Do you trust LACP?
Are there any reasons why I should not rely on LACP when designing network topology? I exactly mean L2 switch to hypervisor connection, so it is the place where agregated traffic of VMs cumulates. We are talking about 5 x 1 GbE LACP bonding.
I am in disagreement with my colleague. He says: "Why we should add another layer of overhead to entire setup? It is just another potential point of failure." And he is overall sceptic about link aggregation. I have an opinion that linux bonding driver in 802.3ad mode is reliable and good choice.
He also thinks that we dont need it, because there won´t ever be such a big traffic in our environment, that simple 1 GbE will be enough. We are high school with about 100 PC clients and about 10 servers in our LAN.
So we are in situation when we exactly don´t know weather we need LACP or not.
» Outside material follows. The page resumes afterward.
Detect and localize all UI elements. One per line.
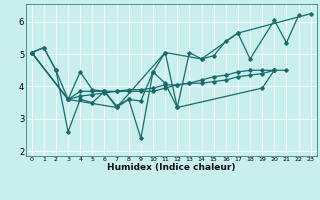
X-axis label: Humidex (Indice chaleur): Humidex (Indice chaleur): [107, 163, 236, 172]
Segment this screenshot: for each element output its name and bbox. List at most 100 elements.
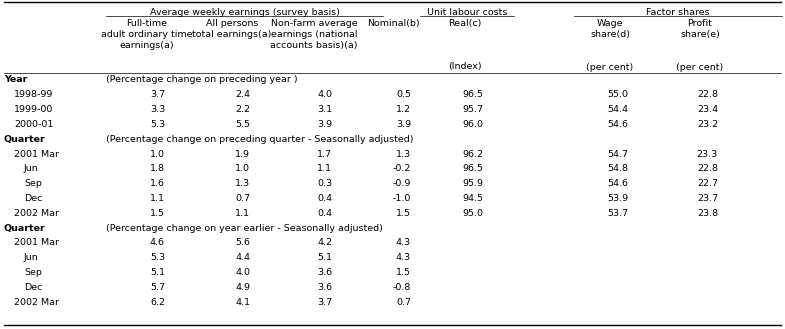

Some additional data about network traffic would be fine, but I believe it is challenging to retrieve meaningful numbers. So it is finally easier to rely on intuition and just say: "Yes, we want LACP, to be sure, because of traffic." or "No, because it is not reliable and we don´t need it."
Any suggestions?
Solution 1:
To tell the true, LACP was born exactly to solve a dangerous problem itself caused by LAG (Link aggregation Group).
When used between directly attached interface, LAG is not dangerous. In such a setup, basically any network problem can be tracked back to a port with no link - which automatically instruct the switch to stop sending traffic to the disconnected port.
However, if some other device sits between the LAG-enabled switch and the aggregated Gbit ports, some other logical issues can arise, causing real problems because the forwarding switch has no information about these transient problems (it will continue to blindly send traffic to the disconnected/problematic ports).
In order to solve this problem LACP was defined: it uses an heartbeat-based system to constantly monitor the aggregated port, and automatically disconnect them when too much heartbeats are lost.
In short: if correctly configured, I see no problems in using LACP. The only thing to consider is that you inevitably have a slight more complex configuration to track/manage.
Solution 2:
Yes, I trust LACP. I prefer LACP over all other link aggregation methods because it's so reliable, flexible, and is an IEEE standard so vendor interop is guaranteed.
If you think your virtual machines will do more than 1 gigabit per second of traffic (and that's very easy to do) then you want to load balance. The only load balancing modes (on Linux) which work for you are either Mode 2 (balance-xor) or Mode 4 (LACP). Mode 2 uses the same balancing as Mode 4, just without the constant heartbeat to the switch.